Pasado el velorio de Don Atenógenes, el abogado de la familia leyó el testamento que dejaba en manos de su sobrina Aureliana -que era prácticamente su única familiar directa-, la casona de la colonia Río Mixcoac, con sus cuartos numerosos, el jardín circundante, las cajas empolvadas y los muebles que la familia había acumulado por cinco ó seis generaciones….
Pudieron vender el sitio que ella heredó, pero con tres hijos que no cabían en el departamento donde estaban, la idea de que en la vieja casona sobraran cuartos, llevó a Aureliana y los suyos a irse a vivir a Mixcoac en menos de un mes.
Entre las cosas que la familia llevó a la casona estaba un cuadro de buen tamaño que, igual que la nueva dueña, volvía a donde ya antes había estado. Era una pintura en óleo en el que se veía a un niño travieso que lloraba desconsolado por haber roto un jarrón. La expresión del niño era tan sincera como bien pintadas eran las lágrimas. El cuadro se veía tan real, que inevitablemente quien lo veía se sentía conmovido y si era un poco sentimental, hasta movía al llanto.
Pero Aureliana, al recibirlo como regalo de la abuela, lo aventó al fondo de un armario, donde quedó como nube negra embotellada.

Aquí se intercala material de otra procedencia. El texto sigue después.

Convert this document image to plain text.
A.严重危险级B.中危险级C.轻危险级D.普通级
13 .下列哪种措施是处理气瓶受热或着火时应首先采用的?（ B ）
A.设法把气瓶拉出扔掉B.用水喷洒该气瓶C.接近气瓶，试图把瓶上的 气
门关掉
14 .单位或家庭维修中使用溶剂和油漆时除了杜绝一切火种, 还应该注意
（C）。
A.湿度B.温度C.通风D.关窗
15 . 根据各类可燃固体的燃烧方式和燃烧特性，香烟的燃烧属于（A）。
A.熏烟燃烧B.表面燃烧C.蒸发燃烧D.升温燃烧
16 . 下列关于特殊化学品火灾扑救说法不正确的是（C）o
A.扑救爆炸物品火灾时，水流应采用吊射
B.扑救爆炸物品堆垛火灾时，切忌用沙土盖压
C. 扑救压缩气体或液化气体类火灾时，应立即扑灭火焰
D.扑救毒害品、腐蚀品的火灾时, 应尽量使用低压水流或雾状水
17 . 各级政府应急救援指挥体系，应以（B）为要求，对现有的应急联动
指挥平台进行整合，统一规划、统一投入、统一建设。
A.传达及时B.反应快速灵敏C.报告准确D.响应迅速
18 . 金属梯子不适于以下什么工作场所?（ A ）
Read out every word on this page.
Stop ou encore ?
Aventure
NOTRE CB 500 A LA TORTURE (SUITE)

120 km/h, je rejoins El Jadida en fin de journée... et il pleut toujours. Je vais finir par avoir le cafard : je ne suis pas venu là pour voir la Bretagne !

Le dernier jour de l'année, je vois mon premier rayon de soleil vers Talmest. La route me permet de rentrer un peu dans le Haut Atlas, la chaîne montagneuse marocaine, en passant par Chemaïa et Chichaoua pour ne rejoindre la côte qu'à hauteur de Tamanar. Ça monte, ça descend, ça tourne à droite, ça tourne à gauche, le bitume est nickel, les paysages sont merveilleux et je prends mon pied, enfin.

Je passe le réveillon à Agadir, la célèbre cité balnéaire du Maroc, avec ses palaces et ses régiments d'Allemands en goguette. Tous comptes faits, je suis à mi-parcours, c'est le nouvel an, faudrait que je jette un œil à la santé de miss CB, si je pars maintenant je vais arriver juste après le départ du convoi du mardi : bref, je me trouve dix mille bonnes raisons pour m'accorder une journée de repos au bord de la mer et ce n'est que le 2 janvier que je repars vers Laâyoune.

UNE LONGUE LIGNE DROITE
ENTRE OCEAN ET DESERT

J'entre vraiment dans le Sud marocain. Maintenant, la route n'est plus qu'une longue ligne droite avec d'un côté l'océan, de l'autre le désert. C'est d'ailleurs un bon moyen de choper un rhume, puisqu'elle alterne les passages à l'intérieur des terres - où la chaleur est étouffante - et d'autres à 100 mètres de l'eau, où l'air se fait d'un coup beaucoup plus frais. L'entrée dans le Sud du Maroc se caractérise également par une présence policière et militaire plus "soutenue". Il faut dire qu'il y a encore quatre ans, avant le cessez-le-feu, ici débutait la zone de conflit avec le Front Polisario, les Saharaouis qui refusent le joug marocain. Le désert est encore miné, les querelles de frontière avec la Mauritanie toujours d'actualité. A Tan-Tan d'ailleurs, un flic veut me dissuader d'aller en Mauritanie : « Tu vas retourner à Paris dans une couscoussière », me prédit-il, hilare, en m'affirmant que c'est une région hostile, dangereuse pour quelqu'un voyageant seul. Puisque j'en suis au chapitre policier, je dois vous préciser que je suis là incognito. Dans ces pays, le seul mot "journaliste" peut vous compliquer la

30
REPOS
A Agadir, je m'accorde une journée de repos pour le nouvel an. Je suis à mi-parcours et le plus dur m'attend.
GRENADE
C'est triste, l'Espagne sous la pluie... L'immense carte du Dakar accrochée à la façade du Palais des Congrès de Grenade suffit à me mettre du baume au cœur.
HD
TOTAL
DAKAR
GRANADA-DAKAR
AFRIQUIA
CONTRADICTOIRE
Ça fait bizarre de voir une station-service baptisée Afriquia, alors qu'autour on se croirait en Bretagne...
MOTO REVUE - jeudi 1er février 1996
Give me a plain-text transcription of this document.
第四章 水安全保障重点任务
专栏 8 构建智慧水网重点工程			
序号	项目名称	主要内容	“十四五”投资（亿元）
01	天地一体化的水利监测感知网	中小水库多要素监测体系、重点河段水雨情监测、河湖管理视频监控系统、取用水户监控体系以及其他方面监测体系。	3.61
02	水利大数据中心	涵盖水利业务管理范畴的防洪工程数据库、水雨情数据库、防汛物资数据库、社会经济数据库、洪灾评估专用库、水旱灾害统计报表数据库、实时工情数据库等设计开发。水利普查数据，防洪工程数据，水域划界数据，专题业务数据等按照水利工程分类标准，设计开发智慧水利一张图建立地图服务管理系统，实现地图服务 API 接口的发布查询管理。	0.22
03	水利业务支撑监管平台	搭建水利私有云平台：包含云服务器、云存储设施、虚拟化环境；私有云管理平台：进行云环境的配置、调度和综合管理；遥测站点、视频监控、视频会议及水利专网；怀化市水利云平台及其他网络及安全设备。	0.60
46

Ahora en la nueva casona, el cuadro tenía ya un lugar destinado, aunque fuera un rincón apartado donde poca luz llegaba y allá fue a parar, a la pared donde ya había estado quizá cuarenta o cincuenta años antes.
Después de instalarse, la familia sentía que llegaba a un edén. Ahora cada niño tenía su habitación, lo que había disminuido los pleitos entre ellos. El marido dedicaba horas a sacar yerbas, enderezar, árboles, cortar rosales, dar formas a los arbustos, perplejo al descubrir que la jardinería es pasión llena de paciencia.
Aureliana misma pasó varias semanas decorando la casa, pintando muebles viejos y paredes manchadas, sacó de las cajas hasta el último alfiler, reacomodó armada de un trapo y bolitas de naftalina.
Lo único extraño era que, quizá por tener más espacio, los hijos se habían vuelto un poco desordenados. En la escalera aparecían soldados de plástico de ésos que el menor se entretenía al lanzar de precipicios con paracaídas de bolsitas. En la sala cada tres noches se quedaban tiradas pelotas, avioncitos, juegos de mesa.
Hubo incluso dos o tres ocasiones en que unos treinta juguetes amanecieron desperdigados por el jardín, lo que justamente extrañaba a los padres, acostumbrados a que los hijos eran más ordenados, aunque éstos como siempre, se escudaban en el yo no fui para no recoger y luego lo hacían a regañadientes.
Sin embargo, la historia cambio cuando una tarde se quedó sola en la casa la hija de en medio, mientras los hermanos estaban en el fútbol, el papá en el trabajo y Aureliana en una junta escolar. La jovencita pasó la tarde con la nariz metida en una novela romántica, aun así, cuando llegó en la tarde la familia, el sitio parecía como si una juguetería hubiera invitado a todos los niños del barrio a desordenar anaqueles… Había juguetes regados por todos lados!
La niña no tenía palabras. Ella no había hecho nada. Pero claro, nadie le creyó!… hasta que llegaron del laboratorio un par de rollos de fotografía. Uno era de cuando Aureliana cumplió años y el otro de cuando ella y su hija en la cocina hablaban del alumbramiento de su perra, mientras papá arreglaba el grifo de la cocina y los niños no paraban de reír de lo mucho que el señor se estaba mojando; pero en esa foto, se alcanza a ver al fondo, en un rincón, con juguetes en las manos y con la vista fija en los nuevos cachorritos de la perra, al niño del cuadro, jugando entre ellos, carente de las lágrimas con que se le veía en el cuadro, y era él quien movía los juguetes de lugar y no paraba de sonreír en las fotografías, feliz de volver a casa!!!